A audiência onde foi celebrado o TAC (Termo de Ajuste de Conduta) foi realizada na tarde de sexta-feira (22) na sede do MPT e estiveram presentes o procurador do Trabalho Paulo Douglas de Moraes, o defensor público federal Rodrigo Esteves e o auditor-fiscal Antonio Parron, integrantes da força-tarefa que resgatou o trabalhador, além das representantes legais da fazenda, as advogadas Ana Carolina Rezende e Paula Coelho Barbosa Tenuta.

O fazendeiro se comprometeu, de imediato, a depositar todas as verbas rescisórias ao trabalhador, de forma retroativa – as contribuições ao FGTS, férias e parcelas do 13º salário, desde admissão até a momento atual – que totalizam R$ 60,8 mil, à titulo de reparação às condições vulneráveis em que o idoso viveu.

Além disso, o Ministério Público do Trabalho, determinou o pagamento de R$ 30 mil por dano moral individual, totalizando R$ 90 mil em indenizações, e estabeleceu ainda multa de R$ 100 mil, caso o acordo seja violado.

O fazendeiro também deve providenciar e custear a regularização dos documentos do idoso e depois abrir uma conta salário em banco em nome do trabalhador para que ele recebe as indenizações.

Também foi estabelecida a realocação do idoso para o alojamento disponibilizado aos demais trabalhadores da Fazenda, ou a adequação permanente do espaço antes destinado a ele, onde ficavam armazenados agrotóxicos e outros materiais e equipamentos de uso da propriedade.

Mas se o trabalhador resgatado e atualmente morando na casa de parentes em Guia Lopes da Laguna, não quiser voltar para a propriedade, o dono deverá custear por 60 dias a hospedagem em pousada ou pensão, mesmo prazo em que as indenizações devem ser pagas.
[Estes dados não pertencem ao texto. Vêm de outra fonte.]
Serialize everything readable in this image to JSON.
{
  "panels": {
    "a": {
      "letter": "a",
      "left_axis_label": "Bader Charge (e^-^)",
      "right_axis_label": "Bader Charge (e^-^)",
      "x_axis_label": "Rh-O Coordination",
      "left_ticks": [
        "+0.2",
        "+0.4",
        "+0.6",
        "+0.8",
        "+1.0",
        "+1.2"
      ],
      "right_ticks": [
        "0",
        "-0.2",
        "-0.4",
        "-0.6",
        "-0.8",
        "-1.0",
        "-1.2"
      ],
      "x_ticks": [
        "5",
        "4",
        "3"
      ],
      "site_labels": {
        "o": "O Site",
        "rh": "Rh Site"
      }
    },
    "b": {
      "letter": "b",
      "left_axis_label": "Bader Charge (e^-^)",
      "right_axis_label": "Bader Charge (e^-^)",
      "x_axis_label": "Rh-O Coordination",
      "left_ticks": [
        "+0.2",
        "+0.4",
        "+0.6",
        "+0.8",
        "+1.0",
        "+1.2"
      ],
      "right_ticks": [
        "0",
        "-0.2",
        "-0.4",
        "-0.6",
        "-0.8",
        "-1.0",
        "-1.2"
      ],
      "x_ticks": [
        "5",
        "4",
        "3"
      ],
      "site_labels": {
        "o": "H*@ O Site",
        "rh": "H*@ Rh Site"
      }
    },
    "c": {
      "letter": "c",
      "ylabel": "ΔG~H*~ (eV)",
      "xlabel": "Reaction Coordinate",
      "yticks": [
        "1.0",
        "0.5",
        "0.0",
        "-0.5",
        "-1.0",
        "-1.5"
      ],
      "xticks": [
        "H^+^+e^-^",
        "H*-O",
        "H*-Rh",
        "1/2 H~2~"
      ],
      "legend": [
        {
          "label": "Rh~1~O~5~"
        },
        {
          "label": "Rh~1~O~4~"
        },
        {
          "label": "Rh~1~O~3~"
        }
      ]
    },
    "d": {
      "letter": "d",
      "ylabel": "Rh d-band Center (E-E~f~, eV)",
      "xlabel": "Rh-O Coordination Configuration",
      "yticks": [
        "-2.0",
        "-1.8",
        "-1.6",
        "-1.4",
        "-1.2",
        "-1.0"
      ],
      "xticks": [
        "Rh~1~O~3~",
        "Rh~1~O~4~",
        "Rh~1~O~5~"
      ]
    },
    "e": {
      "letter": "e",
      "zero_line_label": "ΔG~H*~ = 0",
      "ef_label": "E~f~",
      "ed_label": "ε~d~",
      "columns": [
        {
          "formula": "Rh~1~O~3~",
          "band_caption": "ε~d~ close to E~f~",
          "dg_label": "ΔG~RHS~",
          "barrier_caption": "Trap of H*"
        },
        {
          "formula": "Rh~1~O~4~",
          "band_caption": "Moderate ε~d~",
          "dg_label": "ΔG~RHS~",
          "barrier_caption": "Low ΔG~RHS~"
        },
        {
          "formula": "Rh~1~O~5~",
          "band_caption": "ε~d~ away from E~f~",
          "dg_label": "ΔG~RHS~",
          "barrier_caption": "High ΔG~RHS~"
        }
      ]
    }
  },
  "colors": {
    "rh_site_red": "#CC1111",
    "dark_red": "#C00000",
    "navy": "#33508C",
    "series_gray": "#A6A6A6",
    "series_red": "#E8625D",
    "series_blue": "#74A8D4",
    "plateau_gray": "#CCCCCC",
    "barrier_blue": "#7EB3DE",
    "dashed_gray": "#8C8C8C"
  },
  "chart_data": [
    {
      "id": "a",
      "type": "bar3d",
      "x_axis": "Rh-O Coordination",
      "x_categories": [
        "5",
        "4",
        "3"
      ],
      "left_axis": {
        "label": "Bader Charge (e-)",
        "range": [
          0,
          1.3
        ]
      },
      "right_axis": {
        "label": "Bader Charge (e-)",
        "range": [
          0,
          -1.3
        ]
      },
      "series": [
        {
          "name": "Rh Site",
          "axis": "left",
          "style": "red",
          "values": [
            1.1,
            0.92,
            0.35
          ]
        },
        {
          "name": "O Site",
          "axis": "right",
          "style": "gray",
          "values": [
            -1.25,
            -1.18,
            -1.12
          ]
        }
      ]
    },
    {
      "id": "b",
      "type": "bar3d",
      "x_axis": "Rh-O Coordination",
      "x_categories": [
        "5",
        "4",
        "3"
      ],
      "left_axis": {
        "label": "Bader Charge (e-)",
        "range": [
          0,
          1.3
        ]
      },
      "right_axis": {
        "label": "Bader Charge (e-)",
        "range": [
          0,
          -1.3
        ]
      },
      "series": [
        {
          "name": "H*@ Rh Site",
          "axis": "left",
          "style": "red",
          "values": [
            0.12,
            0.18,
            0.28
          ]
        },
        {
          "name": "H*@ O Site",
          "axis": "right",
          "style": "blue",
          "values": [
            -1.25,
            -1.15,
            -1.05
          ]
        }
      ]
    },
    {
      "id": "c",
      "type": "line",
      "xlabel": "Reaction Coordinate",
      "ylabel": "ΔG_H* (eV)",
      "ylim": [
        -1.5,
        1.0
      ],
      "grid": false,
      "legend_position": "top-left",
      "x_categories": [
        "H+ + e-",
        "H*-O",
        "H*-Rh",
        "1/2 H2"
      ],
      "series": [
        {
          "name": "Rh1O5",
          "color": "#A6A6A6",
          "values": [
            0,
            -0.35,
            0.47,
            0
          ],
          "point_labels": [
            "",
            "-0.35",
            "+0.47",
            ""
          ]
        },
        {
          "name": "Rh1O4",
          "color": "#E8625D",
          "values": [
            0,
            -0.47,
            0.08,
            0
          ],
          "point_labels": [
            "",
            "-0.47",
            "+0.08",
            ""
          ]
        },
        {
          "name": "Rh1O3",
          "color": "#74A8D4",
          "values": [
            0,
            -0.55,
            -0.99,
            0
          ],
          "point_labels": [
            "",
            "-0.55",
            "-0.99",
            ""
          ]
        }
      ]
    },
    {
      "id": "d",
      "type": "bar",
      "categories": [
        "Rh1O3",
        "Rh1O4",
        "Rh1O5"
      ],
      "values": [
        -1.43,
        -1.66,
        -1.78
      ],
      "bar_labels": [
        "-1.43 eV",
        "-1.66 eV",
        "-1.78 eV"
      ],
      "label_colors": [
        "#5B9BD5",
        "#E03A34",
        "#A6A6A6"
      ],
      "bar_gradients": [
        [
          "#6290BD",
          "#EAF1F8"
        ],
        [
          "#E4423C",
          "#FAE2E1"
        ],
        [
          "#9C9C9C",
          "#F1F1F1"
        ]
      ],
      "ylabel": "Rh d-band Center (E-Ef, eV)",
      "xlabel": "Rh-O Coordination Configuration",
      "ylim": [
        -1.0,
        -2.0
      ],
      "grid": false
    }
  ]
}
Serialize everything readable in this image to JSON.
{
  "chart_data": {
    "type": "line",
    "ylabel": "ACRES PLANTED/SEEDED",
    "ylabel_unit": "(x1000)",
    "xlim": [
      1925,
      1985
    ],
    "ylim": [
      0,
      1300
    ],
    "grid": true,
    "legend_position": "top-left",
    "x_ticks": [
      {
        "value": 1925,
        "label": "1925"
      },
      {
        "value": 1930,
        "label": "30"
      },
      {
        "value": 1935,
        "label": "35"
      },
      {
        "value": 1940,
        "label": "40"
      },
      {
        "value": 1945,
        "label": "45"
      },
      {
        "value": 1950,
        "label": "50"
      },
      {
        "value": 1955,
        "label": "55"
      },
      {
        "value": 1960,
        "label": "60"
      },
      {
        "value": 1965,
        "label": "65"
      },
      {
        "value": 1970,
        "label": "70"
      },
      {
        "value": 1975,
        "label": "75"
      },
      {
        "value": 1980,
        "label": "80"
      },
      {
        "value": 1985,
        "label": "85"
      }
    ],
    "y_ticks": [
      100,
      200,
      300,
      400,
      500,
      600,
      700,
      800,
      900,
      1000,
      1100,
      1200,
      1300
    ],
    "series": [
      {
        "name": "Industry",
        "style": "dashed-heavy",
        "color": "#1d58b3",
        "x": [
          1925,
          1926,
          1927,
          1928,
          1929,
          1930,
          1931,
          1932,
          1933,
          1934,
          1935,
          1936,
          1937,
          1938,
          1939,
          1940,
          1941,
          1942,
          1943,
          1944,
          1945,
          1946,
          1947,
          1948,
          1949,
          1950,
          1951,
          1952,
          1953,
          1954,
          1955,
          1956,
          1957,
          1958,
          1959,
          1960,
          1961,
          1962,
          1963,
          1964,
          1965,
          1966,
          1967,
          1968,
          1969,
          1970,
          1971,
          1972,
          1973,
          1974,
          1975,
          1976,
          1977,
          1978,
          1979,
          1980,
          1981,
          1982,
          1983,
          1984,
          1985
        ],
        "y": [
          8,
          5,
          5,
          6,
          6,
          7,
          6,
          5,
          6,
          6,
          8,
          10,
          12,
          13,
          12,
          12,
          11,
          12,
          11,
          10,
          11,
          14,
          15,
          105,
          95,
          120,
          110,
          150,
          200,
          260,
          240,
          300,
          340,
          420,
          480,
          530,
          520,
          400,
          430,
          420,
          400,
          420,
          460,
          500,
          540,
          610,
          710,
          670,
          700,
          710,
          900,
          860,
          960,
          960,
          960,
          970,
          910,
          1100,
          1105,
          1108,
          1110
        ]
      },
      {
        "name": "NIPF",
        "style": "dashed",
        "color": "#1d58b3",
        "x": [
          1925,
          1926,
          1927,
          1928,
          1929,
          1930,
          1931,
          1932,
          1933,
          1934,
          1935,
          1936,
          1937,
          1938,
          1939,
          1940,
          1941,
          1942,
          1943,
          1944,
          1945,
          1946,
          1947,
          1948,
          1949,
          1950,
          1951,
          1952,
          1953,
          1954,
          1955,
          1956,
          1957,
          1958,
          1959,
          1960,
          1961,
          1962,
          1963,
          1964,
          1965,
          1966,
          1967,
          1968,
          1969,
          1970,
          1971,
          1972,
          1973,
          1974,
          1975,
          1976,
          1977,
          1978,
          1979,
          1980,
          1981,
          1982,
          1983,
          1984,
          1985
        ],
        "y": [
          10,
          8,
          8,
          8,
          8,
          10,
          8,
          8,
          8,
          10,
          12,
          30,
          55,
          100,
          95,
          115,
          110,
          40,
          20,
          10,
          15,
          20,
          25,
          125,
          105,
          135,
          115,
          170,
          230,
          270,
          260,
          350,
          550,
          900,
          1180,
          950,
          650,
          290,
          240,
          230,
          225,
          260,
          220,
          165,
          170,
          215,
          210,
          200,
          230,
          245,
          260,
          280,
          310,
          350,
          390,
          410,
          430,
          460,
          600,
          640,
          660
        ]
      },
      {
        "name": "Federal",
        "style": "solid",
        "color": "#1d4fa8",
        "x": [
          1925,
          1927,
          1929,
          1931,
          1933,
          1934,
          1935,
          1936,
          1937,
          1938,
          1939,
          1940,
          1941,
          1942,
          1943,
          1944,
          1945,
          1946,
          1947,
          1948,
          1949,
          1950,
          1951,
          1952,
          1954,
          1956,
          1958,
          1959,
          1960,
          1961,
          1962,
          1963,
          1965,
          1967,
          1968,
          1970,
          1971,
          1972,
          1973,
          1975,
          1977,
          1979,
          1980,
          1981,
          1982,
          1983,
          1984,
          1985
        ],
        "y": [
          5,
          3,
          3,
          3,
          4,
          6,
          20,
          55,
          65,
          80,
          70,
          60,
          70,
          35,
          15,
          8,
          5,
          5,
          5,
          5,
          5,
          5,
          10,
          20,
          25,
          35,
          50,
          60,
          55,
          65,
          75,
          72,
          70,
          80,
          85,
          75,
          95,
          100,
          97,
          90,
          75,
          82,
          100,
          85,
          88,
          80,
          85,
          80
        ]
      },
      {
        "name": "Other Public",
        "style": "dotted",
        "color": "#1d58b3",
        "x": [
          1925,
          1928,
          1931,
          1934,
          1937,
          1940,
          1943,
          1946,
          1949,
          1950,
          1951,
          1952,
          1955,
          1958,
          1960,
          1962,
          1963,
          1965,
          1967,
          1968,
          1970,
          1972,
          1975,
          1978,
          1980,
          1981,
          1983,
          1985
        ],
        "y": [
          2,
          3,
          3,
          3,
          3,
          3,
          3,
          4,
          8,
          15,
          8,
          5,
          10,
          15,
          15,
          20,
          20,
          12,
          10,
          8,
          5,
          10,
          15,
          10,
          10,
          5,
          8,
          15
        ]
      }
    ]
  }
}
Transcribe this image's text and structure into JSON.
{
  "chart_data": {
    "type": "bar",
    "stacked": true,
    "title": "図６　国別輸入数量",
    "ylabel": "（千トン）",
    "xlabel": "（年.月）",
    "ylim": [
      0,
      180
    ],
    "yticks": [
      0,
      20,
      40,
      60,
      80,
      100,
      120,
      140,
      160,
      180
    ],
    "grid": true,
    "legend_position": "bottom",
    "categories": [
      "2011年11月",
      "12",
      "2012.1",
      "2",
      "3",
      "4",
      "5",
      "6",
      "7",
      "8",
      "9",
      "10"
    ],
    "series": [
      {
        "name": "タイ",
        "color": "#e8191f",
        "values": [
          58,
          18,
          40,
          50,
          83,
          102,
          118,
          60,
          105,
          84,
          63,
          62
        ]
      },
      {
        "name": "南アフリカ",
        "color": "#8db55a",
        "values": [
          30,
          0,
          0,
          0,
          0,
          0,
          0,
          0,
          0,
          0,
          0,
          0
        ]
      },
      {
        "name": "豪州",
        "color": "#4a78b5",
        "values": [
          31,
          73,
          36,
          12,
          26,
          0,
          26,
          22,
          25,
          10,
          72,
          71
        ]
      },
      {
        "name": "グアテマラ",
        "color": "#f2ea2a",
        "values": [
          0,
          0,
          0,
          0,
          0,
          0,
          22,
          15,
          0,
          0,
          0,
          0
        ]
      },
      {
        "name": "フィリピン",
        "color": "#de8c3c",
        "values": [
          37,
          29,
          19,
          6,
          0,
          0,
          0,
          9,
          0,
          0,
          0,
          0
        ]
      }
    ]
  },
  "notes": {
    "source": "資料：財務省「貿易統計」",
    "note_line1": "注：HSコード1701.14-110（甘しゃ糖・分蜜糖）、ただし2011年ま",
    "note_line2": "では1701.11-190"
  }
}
O proprietário deverá providenciar veículo adequado para o transporte periódico dos trabalhadores da propriedade à zona urbana mais próxima, e vice-versa, bem como para o atendimento de demandas urgentes, observando-se as normas de saúde e segurança previstas na legislação, com vedação e sistema de filtragem capaz de impedir o ingresso de poeira no interior da cabine e também no local de acomodação dos trabalhadores. O não cumprimento resulta em multa de R$ 10 mil, por trabalhador prejudicado.

Danos morais coletivos  – A título de dano moral coletivo, já que no local foram resgatadas outras 8 pessoas vivendo situações semelhantes, a multa a ser paga pelo proprietário da fazenda, assim como novas obrigações relacionadas ao ambiente de trabalho na propriedade, e que visam corrigir as irregularidades identificadas pela Auditoria-fiscal do Trabalho no decorrer do flagrante e, sobretudo, à proteção de futuros trabalhadores contratados para a execução dos serviços rurais, serão estabelecidas, a pedido das advogadas, em audiência futura.